The Northern Thicket was where the air went to die. The trees here didn't grow upward; they twisted horizontally, their branches interlocking like skeletal fingers. I ran until my lungs felt like they were lined with glass, clutching the stolen ledger against my ribs as if it were my own heart.
The village lights of Oakhaven were gone. There was only the oppressive, velvet blackness of the deep woods and the rhythmic crunch-snap of my boots on frozen moss.
I stopped to catch my breath, leaning against a tree that felt uncomfortably warm. That’s when I heard it—the sound of chasing. It wasn't the heavy, clumsy stomp of the village Agents. It was light, fast, and multi-limbed.
Scritch. Scritch. Scritch.
"Julian?" I whispered, my stoic composure finally fraying at the edges.
No answer. Only the sound of the wind whistling through the hollow trunks, sounding more than ever like a hungry sigh. I reached for my silver sickle, but my hand froze.
The ground beneath me began to pulse. The "ink-like sap" I had seen earlier was bubbling up from the roots, glowing with a faint, sickly violet light. In that light, I saw them: a pair of eyes reflecting back at me from the darkness. They were golden, slit-pupiled, and far too high off the ground to belong to any man.
"You have something that belongs to the forest, Harvester," a voice hissed. It wasn't Julian’s smooth velvet. This was the voice from the prologue—the voice of the woods themselves.
I realized then that the Council wasn't just selling people for money. They were paying a debt to stay alive. And I had just stolen the receipt.
I backed away, but my heel caught on a protruding root. As I fell, a hand caught my collar and yanked me upward with impossible strength. I was pressed back against a hard chest, the scent of rain and iron filling my senses.
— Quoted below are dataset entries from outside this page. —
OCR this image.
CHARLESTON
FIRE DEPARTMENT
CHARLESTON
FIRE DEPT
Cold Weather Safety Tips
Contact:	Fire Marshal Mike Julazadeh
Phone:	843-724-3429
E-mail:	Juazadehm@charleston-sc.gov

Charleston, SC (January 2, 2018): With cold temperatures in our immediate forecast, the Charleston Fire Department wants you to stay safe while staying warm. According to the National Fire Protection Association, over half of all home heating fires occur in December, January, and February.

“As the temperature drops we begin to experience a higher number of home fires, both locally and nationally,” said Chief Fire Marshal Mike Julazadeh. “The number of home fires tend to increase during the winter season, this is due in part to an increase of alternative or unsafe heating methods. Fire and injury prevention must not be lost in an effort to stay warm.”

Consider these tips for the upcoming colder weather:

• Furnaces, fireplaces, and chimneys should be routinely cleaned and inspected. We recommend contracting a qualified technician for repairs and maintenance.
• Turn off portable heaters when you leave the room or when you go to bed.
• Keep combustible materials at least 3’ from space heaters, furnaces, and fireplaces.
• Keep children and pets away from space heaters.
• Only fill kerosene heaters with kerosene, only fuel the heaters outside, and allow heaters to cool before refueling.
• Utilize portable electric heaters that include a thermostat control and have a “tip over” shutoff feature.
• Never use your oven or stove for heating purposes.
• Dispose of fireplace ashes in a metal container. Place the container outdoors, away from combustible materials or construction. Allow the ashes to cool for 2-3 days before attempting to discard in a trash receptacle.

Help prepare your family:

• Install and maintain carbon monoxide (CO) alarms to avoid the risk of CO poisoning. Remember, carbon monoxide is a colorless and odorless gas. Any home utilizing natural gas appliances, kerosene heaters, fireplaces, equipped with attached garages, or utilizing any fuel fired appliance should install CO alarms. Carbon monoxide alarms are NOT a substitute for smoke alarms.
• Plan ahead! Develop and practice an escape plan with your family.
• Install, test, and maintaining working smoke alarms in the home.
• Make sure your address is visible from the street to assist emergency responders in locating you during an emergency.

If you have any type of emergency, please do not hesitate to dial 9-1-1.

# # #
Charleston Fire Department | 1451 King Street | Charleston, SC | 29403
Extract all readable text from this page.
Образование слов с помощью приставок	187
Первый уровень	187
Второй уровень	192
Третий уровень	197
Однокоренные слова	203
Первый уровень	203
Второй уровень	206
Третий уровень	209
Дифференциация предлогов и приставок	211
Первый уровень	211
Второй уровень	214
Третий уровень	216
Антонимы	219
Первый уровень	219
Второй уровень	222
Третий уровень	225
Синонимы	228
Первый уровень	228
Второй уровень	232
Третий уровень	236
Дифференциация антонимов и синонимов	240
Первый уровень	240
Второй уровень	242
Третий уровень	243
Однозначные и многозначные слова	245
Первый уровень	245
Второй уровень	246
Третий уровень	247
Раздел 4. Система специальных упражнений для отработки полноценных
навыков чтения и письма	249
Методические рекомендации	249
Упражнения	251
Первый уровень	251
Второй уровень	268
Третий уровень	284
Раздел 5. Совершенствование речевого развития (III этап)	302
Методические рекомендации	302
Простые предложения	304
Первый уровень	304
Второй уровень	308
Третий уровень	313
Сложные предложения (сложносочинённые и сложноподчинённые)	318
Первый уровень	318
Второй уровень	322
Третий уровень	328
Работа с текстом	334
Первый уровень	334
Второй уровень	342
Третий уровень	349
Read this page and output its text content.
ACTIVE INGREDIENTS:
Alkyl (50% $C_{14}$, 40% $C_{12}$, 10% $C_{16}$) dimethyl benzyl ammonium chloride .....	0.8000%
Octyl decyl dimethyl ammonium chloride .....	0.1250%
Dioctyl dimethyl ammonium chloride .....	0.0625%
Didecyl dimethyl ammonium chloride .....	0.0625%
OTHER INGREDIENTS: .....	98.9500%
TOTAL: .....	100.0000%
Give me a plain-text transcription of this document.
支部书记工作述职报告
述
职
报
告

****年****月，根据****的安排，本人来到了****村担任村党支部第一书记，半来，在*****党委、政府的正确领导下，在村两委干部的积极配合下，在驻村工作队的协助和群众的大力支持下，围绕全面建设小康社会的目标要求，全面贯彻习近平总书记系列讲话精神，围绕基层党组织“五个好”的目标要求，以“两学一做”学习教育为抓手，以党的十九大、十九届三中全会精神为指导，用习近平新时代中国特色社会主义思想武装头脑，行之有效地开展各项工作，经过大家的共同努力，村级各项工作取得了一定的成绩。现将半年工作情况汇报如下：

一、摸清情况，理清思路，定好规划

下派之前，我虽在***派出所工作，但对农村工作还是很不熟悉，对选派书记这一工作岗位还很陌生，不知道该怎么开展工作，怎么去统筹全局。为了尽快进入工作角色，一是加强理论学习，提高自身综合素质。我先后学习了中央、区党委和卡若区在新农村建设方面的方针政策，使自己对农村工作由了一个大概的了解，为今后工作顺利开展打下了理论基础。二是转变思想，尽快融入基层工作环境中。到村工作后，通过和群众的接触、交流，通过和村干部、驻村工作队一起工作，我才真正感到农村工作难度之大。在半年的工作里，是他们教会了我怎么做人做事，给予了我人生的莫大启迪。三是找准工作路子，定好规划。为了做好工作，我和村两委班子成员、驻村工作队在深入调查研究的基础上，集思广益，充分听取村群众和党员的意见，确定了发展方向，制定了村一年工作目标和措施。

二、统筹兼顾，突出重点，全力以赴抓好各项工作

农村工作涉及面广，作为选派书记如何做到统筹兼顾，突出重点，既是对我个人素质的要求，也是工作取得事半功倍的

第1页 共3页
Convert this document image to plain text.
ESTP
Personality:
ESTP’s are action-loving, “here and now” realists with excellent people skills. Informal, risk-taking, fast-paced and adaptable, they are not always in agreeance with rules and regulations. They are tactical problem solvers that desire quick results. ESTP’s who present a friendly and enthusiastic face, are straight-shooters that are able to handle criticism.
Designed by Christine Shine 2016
"Don't look at it, Evelyn," Julian’s voice commanded in my ear. He held a flare of white fire in his other hand, casting long, dancing shadows. "If you look into the eyes of the Root-Father, you’ll never find your way back to the light."
"Julian, what is that thing?" I gasped, my fingers digging into his leather sleeve.
"The reason we hide behind walls," he said, his voice grim. "And the reason you and I are leaving Oakhaven forever."